Service Policies

Service policies determine how devices connect with and interact with your network when using voice, data, and messaging services. Three types of service policies, voice, data, and messaging, each have configurable policy elements specific to each service type.

Service policies contain one or more components. Components combine policy events with filters. Policy events in a component are evaluated only when a filter matches an event or situation. Think of service policies like firewalls. For example, a data service policy allows network access by a device based on configurable items, such as ports and connection type, that are configured in the policy events.

Service policies come in 2 forms. They can be self-contained entitles that are added to network features (and more than one service policy can be added to a network feature) and they are a type of eCommerce policy.

Service Policy Types

ItsOn Service Design Center offers 3 types of service policies: data, voice, and messaging. The policy types differ in their filter and policy event criteria. When components (associated filters and policy events) are added to a service policy, the filter criteria are data-, voice-, or text-specific. The criteria you can add to policy events in the different types of service policies are the same in each type of service policy, except that Network Type and App Visibility are not criteria that can be added to voice and message service policies.

USSD Policies

USSD (unstructured supplementary service data) service is a GSM-only protocol that allows devices to communicate with carrier computers that are dedicated to receiving and processing USSD messages. USSD messages begin with an asterisk (*), a pound sign (#), or a combination of an asterisk and a pound sign (*#), followed by numerical digit combinations that represent commands or data. Groups of digit combinations may be separated by additional asterisks, which allows multiple commands to be sent at once. A USSD message is terminated by a pound sign (#).
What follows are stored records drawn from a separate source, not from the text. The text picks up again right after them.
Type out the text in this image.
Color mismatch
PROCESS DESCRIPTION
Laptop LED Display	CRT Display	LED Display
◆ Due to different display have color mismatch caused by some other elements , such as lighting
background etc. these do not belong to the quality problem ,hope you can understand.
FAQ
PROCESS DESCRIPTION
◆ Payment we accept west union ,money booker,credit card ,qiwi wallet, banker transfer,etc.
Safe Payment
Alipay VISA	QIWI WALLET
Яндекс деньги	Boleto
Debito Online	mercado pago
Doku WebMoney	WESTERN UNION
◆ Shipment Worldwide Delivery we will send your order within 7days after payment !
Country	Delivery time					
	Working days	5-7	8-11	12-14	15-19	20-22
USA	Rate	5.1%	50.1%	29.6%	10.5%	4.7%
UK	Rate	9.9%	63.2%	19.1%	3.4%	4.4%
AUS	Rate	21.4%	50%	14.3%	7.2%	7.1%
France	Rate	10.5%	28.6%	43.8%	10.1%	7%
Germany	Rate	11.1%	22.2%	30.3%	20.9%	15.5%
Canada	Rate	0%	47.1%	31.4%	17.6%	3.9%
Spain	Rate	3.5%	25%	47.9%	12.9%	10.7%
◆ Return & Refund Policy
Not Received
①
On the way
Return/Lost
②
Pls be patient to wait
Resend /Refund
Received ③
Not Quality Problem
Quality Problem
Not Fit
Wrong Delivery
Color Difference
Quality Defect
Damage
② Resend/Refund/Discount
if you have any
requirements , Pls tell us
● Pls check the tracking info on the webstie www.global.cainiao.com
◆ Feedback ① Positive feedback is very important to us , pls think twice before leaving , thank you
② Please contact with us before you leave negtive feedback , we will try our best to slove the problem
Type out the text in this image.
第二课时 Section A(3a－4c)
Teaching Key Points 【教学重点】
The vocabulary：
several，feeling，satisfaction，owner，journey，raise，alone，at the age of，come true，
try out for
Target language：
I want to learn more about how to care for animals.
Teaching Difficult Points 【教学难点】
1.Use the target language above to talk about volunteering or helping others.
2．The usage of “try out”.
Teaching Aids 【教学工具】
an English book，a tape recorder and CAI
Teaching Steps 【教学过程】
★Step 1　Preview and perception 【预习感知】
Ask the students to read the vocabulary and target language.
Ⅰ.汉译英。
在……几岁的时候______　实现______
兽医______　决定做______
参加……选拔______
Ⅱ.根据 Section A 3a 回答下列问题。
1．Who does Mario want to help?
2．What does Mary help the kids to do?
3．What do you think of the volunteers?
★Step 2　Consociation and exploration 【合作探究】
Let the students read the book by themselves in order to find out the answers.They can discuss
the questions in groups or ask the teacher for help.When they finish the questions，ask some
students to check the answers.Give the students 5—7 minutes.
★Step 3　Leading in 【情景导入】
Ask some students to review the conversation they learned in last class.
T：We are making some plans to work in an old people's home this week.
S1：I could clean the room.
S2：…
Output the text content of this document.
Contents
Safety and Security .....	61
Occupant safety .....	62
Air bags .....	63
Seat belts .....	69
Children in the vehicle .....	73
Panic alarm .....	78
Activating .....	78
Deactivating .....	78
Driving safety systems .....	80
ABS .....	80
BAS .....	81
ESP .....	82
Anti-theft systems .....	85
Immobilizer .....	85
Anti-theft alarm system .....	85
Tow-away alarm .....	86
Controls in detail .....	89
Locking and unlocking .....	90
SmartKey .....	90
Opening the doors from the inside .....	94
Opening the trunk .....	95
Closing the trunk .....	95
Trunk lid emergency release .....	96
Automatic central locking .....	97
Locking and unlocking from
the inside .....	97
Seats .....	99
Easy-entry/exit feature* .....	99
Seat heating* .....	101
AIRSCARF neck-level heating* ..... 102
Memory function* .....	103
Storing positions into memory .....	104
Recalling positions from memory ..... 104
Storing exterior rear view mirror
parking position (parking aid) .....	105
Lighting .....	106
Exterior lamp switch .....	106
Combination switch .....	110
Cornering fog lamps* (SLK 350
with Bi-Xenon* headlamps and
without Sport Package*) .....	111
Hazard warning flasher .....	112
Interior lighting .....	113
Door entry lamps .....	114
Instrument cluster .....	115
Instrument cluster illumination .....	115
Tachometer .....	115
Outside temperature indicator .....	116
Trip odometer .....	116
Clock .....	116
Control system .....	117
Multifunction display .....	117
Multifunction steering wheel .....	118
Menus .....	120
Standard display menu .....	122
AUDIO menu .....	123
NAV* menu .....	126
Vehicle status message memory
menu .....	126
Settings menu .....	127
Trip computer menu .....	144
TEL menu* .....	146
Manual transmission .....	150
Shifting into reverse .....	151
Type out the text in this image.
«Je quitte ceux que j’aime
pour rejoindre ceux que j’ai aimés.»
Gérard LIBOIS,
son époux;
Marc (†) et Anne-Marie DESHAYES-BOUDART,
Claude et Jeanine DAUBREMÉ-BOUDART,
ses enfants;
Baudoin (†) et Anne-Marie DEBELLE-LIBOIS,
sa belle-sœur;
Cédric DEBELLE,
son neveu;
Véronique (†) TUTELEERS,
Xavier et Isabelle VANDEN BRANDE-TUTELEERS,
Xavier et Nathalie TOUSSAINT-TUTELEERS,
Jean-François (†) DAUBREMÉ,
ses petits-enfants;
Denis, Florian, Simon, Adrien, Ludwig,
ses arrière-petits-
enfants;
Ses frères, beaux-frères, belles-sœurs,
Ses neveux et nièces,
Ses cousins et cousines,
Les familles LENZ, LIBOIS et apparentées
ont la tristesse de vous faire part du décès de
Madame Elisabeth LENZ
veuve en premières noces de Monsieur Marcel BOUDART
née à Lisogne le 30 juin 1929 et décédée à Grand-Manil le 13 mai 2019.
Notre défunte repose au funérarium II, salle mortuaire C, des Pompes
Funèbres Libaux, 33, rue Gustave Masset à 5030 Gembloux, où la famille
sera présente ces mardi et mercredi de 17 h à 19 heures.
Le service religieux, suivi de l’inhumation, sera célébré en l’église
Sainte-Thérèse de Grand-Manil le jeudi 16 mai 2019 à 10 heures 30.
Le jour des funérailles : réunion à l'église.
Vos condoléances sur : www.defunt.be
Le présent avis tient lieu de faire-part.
USSD service policies are specifically configured voice and messaging policies. The configuration that makes a voice or messaging service policy a USSD service policy is a filter with a Remote Phone Number criterion containing a regular expression that matches the USSD format.

Service Policy Examples

A good example of service policy use would be to create app whitelists and blacklists. For example, you might want to ensure that certain apps can access your cellular network, and prevent others apps from doing so. In a data service policy, you might add and configure two components, one for the whitelist and one for the blacklist. In the whitelist component, you would add filters, each with an app you want to allow, and then in the blacklist component, you would similarly add filters, each with an app you want to block. In the policy event for the former, you would set the action to allow. For the latter, you would choose the block action.

Another example might be if you want some allowed apps to access only your home network, you could create two different allow components, similar to the first example, but more specificity based on location. One contains filters with apps that you want to allow access on any cellular network, as above. The second allow component would contain filters with apps that you want to allow access only on your home network. So you would add your home network group to the IN network group field of the policy event in that component. 

For USSD service policies, the configuration will often be somewhat simple. You will want only one component in either a voice or messaging service policy with only the action set to Block. This means that anytime the filter matches, it will block the device action. You then add a filter, add a Remote Phone Number criteria to the filter, and enter a regular expression. For example, you use the command *3282# to mean data usage or text usage. Enter the regular expression ^\*3282#$ to match that command.

You could also create a more robust set of policies for USSD management. The first thing you would need to do is create a regular expression that matches any possible USSD command, including multiple commands sent in one string. Then you could create a feature with 2 service policies. One is a voice service policy with a single component. The component has a filter with 2 criteria. One criterion is Remote Phone Number and contains the regular expression for all USSD. The second criterion is direction, which you would set for outbound. This allows all managed devices to send USSD commands by voice. The second service policy is a messaging policy, again with one component. You add the same criteria, except in this policy, you set the direction as inbound. This allows all managed devices to receive USSD via text messaging. For both policies, you just select allow in the component policy event.